ETA444 / datasafari

DataSafari simplifies complex data science tasks into straightforward, powerful one-liners.
GNU General Public License v3.0
2 stars 0 forks source link

Write NumPy docstring for model_recommendation_core_inference() #116

Closed ETA444 closed 5 months ago

ETA444 commented 5 months ago

Written and accessible:


This function generates a NumPy docstring for model_recommendation_core_inference(), providing a comprehensive description of its purpose, parameters, return values, exceptions, examples, and additional notes.


The function model_recommendation_core_inference() recommends top statistical models for inference based on user-specified preferences and a formula. It evaluates various statistical models from statsmodels, suitable for either regression or classification tasks determined dynamically by the nature of the target variable.

Docstring Sections Preview:


Recommends top statistical models for inference based on user-specified preferences and formula.
This function evaluates various statistical models from statsmodels, each suitable for either
regression or classification tasks determined dynamically by the nature of the target variable.


df : pd.DataFrame
    DataFrame containing the data to fit the models.
formula : str
    A patsy formula specifying the model. The target variable is on the left of '~'.
priority_models : List[str], optional
    A list of model names to restrict the evaluation to specific models, otherwise all applicable models are evaluated.
n_top_models : int, optional
    Number of top-performing models to return based on sorted metrics.
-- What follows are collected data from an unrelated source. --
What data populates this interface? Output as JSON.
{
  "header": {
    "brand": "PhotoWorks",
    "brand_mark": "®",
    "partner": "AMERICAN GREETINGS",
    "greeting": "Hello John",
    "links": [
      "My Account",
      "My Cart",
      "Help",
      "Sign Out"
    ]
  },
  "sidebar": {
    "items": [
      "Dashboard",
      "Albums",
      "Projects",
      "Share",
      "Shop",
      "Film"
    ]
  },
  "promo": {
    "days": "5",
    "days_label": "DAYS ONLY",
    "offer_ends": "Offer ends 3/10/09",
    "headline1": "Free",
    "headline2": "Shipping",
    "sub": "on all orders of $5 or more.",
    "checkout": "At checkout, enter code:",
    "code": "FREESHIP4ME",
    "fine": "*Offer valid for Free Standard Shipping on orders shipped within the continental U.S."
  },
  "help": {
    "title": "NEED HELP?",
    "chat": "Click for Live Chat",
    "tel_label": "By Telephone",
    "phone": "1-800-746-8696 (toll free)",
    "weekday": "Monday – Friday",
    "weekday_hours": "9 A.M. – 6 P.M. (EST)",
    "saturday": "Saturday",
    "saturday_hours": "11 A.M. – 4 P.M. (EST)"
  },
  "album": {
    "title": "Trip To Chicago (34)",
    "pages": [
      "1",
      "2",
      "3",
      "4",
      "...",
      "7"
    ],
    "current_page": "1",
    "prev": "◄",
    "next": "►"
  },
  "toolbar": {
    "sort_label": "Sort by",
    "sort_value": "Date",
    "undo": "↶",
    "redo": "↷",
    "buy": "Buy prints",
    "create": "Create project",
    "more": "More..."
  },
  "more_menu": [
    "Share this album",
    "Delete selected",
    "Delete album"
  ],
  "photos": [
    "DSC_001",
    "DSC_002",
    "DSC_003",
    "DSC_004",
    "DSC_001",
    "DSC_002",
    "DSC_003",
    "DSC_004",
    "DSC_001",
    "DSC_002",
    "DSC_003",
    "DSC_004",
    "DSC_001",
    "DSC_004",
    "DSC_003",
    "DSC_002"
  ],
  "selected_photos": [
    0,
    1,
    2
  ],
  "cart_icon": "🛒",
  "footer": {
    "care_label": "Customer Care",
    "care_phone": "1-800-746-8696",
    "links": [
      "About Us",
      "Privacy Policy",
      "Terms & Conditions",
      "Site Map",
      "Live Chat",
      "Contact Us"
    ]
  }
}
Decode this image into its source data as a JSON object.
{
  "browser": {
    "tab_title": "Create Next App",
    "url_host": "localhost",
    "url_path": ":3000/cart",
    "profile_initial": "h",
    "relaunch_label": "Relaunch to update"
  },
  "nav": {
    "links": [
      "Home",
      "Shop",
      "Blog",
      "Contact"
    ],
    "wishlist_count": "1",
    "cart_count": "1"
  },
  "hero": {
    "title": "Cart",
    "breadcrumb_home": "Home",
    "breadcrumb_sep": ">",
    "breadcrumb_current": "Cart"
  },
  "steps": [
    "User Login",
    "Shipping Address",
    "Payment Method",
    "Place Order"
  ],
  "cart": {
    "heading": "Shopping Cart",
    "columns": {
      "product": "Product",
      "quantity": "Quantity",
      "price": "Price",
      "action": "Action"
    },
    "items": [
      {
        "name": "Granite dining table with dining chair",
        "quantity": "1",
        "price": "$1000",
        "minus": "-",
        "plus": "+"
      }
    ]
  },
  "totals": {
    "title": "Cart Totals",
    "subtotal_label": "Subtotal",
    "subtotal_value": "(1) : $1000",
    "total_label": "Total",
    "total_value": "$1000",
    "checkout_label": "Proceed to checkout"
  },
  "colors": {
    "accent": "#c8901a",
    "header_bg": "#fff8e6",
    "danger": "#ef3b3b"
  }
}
Defaults to 3.
model_kwargs : dict, optional
    Dictionary mapping model names to dictionaries of additional keyword arguments to pass to the model constructors.
    This can be used to pass additional parameters required by specific models.
verbose : int, optional
    The verbosity level: 0 means silent, 1 outputs summary results, 2 includes detailed model summaries.


    - If 'df' is not a pandas DataFrame, ensuring that the input data structure is correct for model fitting.
    - If 'formula' is not a string, verifying that the model formula is correctly specified as a string.
    - If 'priority_models' is provided and is not a list of strings, ensuring the user specifies a proper list of model names.
    - If 'model_kwargs' is provided and is not a dictionary, ensuring the correct format for passing additional keyword arguments to model constructors.
    - If 'verbose' is not an integer, verifying that the verbosity level is specified as an integer.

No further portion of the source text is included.